Mr. SCHOETTLER. Yes. I don't think that we collected time schedules closely enough, Mr. Chairman, to really discriminate between the two of them in terms of overall time. I think that we did make the finding that the HWR, since it has the target technology and has been in use for 34 years, maybe a total of 130 reactor years, that that was an advantage that the HWR had if the judgment was made that we needed tritium production capacity just as soon as possible. I think the finding that we had was that the HWR and perhaps the WNP-1 were the two tracks that would yield tritium production in the quickest timeframe.

Senator JOHNSTON. Say that again, please?

Mr. SCHOETTLER. I think we made the finding that the HWR and/or the WNP-1, the light water reactor at Hanford, the uncompleted light water reactor, that one or the other of those perhaps had the most assurance of going into tritium production somewhat more quickly than the other technologies, but within the timeframe, say, of 10 years, with sufficient R&D, any of the technologies could provide goal quantities of tritium production.

STATUS OF HTGR TECHNOLOGY Senator JOHNSTON. There may or may not be a time advantage for heavy water over the HTGR, but in any event you would feel confident of the HTGR meeting your 10-year time requirement; is that fair?

Mr. SCHOETTLER. I am not sure. I think that the reason that the statement was put into the ERAB report about HWR is that it is an existing technology that has had 34 years of operating experience, maybe 130 cumulative years, and the target technology exists.
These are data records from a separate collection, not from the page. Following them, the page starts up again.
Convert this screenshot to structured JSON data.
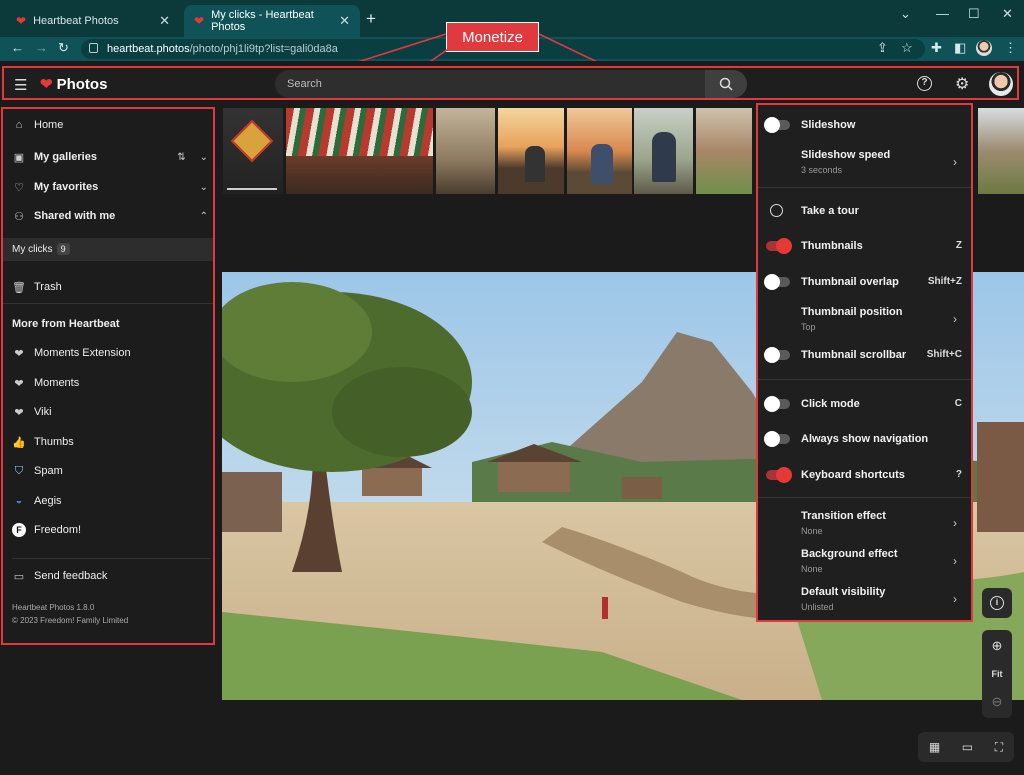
{
  "browser": {
    "tabs": [
      {
        "title": "Heartbeat Photos",
        "active": false
      },
      {
        "title": "My clicks - Heartbeat Photos",
        "active": true
      }
    ],
    "url_host": "heartbeat.photos",
    "url_path": "/photo/phj1li9tp?list=gali0da8a"
  },
  "annotation": {
    "label": "Monetize",
    "color": "#e0393e"
  },
  "header": {
    "logo": "Photos",
    "search_placeholder": "Search"
  },
  "sidebar": {
    "items": [
      {
        "label": "Home",
        "icon": "home-icon"
      },
      {
        "label": "My galleries",
        "icon": "gallery-icon"
      },
      {
        "label": "My favorites",
        "icon": "heart-outline-icon"
      },
      {
        "label": "Shared with me",
        "icon": "shared-icon"
      }
    ],
    "my_clicks": {
      "label": "My clicks",
      "count": "9"
    },
    "trash": "Trash",
    "more_title": "More from Heartbeat",
    "more": [
      {
        "label": "Moments Extension",
        "icon": "heart-icon"
      },
      {
        "label": "Moments",
        "icon": "heart-icon"
      },
      {
        "label": "Viki",
        "icon": "heart-icon"
      },
      {
        "label": "Thumbs",
        "icon": "thumb-icon"
      },
      {
        "label": "Spam",
        "icon": "spam-icon"
      },
      {
        "label": "Aegis",
        "icon": "aegis-icon"
      },
      {
        "label": "Freedom!",
        "icon": "freedom-icon"
      }
    ],
    "feedback": "Send feedback",
    "version": "Heartbeat Photos 1.8.0",
    "copyright": "© 2023 Freedom! Family Limited"
  },
  "settings": {
    "slideshow": {
      "label": "Slideshow",
      "on": false
    },
    "slideshow_speed": {
      "label": "Slideshow speed",
      "value": "3 seconds"
    },
    "tour": "Take a tour",
    "thumbnails": {
      "label": "Thumbnails",
      "key": "Z",
      "on": true
    },
    "thumbnail_overlap": {
      "label": "Thumbnail overlap",
      "key": "Shift+Z",
      "on": false
    },
    "thumbnail_position": {
      "label": "Thumbnail position",
      "value": "Top"
    },
    "thumbnail_scrollbar": {
      "label": "Thumbnail scrollbar",
      "key": "Shift+C",
      "on": false
    },
    "click_mode": {
      "label": "Click mode",
      "key": "C",
      "on": false
    },
    "always_nav": {
      "label": "Always show navigation",
      "on": false
    },
    "keyboard": {
      "label": "Keyboard shortcuts",
      "key": "?",
      "on": true
    },
    "transition": {
      "label": "Transition effect",
      "value": "None"
    },
    "background": {
      "label": "Background effect",
      "value": "None"
    },
    "visibility": {
      "label": "Default visibility",
      "value": "Unlisted"
    }
  },
  "controls": {
    "fit": "Fit"
  }
}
It was the opinion of the engineers, the nuclear engineers on the panel and on the Advisory Board, that if you had a technology that was in existence, that had been in production, it was easier to, perhaps, upgrade that technology to an advanced HWR to reach goal quantities of tritium than it was to take a new technology, essentially on paper, although it had a great deal of research, and build a new reactor, and finish the qualification testing, perhaps, necessary for the HTGR target technology.